131 Stimmen, ein klarer Sieg gegen Deutschland und ein Sitz im mächtigsten Gremium der Vereinten Nationen – Österreich hat am Mittwoch in New York einen diplomatischen Coup gelandet. In der geheimen Wahl der UNO-Generalversammlung setzte sich Österreich klar gegen Deutschland durch, das mit nur 104 Stimmen leer ausging. Außenministerin Beate Meinl-Reisinger führte den Erfolg auf die Unterstützung kleinerer Staaten und das Prinzip einer „fairen Rotation” zurück.
Der Preis dafür: 20 Millionen Euro Kampagnenkosten. „Natürlich zahlt sich das aus”, so Meinl-Reisinger – die endgültige Abrechnung steht allerdings noch aus. Oe24 berichtete.
Deutschland geschlagen – Wadephul macht Russland verantwortlich
Für den deutschen Außenminister Johann Wadephul war das Ergebnis „eine echte Enttäuschung und eine herbe Niederlage.” Den Misserfolg führte er auf den späten Einstieg ins Rennen zurück – aber auch auf Russland, das wegen Deutschlands „felsenfester Unterstützung für die Ukraine” Stimmung gegen Berlin gemacht habe.

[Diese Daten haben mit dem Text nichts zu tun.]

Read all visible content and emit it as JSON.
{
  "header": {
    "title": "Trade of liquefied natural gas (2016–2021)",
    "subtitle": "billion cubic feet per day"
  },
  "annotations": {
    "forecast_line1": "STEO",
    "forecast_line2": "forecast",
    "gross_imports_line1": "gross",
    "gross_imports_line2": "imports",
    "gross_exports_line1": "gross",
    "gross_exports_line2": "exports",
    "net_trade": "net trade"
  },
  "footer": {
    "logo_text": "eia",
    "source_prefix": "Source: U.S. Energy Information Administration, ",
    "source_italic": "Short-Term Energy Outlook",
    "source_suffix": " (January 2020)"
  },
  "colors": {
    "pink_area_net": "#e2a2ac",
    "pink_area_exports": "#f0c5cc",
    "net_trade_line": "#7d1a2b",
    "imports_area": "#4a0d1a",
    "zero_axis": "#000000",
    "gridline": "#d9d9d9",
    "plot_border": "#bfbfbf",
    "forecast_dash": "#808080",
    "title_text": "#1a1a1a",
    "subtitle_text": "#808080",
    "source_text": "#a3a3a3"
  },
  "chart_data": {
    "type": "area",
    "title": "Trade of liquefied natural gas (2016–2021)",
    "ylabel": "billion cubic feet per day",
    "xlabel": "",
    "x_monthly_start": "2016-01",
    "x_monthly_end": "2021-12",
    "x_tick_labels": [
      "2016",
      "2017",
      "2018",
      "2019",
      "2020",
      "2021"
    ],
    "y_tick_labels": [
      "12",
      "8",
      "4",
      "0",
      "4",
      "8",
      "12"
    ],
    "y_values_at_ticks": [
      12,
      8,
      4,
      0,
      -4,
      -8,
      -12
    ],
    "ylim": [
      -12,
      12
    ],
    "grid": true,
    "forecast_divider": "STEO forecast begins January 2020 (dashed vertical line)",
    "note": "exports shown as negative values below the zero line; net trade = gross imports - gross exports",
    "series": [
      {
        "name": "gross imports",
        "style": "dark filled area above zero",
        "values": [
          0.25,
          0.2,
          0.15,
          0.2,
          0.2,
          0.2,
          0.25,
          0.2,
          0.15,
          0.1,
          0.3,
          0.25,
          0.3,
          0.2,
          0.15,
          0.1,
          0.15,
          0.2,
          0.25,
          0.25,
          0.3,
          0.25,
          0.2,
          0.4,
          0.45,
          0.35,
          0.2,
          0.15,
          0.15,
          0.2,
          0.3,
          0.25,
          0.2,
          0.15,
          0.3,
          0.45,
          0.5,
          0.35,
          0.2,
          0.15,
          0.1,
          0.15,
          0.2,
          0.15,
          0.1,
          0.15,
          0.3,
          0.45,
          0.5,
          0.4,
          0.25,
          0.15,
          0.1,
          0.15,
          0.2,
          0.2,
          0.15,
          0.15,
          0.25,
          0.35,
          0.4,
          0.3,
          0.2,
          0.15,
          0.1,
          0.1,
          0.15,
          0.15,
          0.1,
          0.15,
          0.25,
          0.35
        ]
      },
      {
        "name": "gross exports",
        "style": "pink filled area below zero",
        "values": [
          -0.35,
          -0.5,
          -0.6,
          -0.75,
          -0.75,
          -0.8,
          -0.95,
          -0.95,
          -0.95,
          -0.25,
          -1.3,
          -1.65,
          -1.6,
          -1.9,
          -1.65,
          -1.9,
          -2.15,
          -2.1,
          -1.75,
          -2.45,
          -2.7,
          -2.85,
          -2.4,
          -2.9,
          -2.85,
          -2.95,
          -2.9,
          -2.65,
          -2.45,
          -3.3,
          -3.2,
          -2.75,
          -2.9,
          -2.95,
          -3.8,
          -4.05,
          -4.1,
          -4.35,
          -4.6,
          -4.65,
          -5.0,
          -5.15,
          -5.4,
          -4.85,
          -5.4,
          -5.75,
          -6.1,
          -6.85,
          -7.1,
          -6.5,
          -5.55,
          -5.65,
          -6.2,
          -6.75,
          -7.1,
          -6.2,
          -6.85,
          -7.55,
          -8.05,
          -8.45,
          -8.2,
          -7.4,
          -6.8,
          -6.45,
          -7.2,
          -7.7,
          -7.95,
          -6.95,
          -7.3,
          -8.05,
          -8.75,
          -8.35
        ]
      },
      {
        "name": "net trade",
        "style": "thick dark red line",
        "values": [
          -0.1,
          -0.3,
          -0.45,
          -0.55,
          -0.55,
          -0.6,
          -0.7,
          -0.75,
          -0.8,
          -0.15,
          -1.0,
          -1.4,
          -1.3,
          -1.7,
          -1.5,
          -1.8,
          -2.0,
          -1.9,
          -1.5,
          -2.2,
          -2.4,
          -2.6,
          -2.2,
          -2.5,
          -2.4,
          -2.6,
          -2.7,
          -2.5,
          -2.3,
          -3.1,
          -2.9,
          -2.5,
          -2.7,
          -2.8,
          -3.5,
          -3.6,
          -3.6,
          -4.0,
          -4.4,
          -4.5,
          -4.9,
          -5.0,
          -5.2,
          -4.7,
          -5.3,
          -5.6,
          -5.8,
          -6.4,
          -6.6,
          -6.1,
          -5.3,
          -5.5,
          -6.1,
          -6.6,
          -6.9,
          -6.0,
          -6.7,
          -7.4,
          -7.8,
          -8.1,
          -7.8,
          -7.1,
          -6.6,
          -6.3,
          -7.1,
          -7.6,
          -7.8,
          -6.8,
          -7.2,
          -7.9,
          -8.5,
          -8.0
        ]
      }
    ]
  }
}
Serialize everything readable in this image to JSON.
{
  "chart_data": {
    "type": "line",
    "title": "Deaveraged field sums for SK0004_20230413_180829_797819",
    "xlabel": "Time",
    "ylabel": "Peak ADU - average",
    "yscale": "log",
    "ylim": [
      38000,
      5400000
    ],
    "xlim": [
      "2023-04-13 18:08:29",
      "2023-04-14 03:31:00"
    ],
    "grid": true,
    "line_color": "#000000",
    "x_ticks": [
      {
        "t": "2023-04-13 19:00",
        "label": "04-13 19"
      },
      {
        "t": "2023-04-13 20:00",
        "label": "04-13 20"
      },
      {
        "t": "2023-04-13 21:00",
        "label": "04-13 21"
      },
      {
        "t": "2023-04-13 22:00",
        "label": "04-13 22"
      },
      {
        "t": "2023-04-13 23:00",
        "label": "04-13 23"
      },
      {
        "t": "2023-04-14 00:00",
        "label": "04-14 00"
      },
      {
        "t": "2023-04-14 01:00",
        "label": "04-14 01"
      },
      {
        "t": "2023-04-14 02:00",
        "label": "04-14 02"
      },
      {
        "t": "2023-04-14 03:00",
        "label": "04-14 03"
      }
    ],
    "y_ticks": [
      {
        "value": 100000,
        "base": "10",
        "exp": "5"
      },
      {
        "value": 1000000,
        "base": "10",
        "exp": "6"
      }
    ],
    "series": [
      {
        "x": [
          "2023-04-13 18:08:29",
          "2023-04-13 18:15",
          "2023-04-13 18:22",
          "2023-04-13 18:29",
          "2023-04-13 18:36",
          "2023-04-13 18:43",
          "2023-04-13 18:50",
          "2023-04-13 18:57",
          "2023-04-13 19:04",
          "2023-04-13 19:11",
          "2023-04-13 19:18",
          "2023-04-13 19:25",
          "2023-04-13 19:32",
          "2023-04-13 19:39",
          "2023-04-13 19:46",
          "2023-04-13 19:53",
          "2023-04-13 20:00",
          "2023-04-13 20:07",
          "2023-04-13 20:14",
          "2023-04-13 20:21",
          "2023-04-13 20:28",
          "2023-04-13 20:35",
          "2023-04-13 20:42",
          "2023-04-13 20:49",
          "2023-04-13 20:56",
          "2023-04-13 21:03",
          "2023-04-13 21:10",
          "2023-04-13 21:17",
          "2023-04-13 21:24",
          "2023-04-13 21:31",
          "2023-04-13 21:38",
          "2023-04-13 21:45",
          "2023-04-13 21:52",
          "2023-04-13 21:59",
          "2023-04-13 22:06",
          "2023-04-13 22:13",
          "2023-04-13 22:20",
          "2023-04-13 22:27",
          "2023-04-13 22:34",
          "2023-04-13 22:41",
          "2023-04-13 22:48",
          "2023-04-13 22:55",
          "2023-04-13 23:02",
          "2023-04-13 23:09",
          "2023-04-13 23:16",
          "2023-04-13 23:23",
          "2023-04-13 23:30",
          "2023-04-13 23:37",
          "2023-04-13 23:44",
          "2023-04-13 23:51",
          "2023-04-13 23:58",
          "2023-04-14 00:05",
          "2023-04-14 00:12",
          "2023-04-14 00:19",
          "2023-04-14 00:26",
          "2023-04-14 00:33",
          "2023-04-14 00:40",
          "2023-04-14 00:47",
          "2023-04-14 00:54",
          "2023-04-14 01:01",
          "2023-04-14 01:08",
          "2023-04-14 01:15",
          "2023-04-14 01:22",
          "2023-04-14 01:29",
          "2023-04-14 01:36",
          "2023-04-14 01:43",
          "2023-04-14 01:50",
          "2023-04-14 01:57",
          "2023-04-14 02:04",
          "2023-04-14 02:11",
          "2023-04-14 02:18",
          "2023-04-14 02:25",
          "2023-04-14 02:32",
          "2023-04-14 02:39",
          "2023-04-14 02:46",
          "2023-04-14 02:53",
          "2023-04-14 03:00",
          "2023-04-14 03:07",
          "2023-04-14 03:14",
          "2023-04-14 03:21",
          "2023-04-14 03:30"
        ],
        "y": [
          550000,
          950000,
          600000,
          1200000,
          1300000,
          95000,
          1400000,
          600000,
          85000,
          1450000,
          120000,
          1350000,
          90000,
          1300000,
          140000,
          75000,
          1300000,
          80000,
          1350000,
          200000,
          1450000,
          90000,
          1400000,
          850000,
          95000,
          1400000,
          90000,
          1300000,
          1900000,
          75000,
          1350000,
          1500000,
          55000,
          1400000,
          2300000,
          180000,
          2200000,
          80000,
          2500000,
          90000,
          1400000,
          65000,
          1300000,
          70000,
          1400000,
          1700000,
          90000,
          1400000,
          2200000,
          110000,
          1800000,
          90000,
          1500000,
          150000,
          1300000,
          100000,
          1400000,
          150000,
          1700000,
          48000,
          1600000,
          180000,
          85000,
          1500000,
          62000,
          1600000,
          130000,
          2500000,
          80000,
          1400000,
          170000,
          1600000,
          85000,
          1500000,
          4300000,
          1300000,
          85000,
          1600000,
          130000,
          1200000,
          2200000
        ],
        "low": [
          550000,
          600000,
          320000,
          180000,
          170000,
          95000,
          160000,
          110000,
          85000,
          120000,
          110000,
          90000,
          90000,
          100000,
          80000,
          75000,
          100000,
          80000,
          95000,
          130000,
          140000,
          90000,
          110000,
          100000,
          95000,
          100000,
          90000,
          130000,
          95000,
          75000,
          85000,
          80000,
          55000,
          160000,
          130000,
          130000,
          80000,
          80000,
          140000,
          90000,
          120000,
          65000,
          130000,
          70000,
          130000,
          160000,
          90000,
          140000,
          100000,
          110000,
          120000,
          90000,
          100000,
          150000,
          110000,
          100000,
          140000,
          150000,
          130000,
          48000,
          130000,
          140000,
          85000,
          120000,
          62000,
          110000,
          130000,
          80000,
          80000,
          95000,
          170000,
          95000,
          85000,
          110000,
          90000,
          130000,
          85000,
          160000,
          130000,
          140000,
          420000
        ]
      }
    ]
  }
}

Auch die Israel-Unterstützung habe Stimmen gekostet, so Wadephul. Bundeskanzler Friedrich Merz gratulierte dennoch per X: „Deutschland bleibt ein verlässlicher Pfeiler des Multilateralismus.” UNO-Experte Daniel Forti zeigte sich überrascht: „Wir haben alle ein knappes Rennen erwartet. Das war überraschend.”
FPÖ warnt vor Neutralität – SPÖ-Babler im Trikot
Während Bundespräsident Van der Bellen, Bundeskanzler Stocker und Vizekanzler Babler den Erfolg feierten, mahnte FPÖ-Außenpolitiksprecherin Susanne Fürst zur Vorsicht: Der Sitz dürfe „nicht zur Bühne für die Selbstdarstellung einzelner Personen und ihrer brandgefährlichen politischen Irrwege werden” – eine klare Spitze gegen Meinl-Reisinger. Für die FPÖ ist der UN-Sitz eine „Nagelprobe für die Standfestigkeit der österreichischen Neutralität.”
Meinl-Reisinger kündigte an, Prioritäten wie KI-Waffensysteme, Zivilschutz und Klimawandel in den Sicherheitsrat einzubringen – und sich für den UNO-Amtssitz Wien stark zu machen.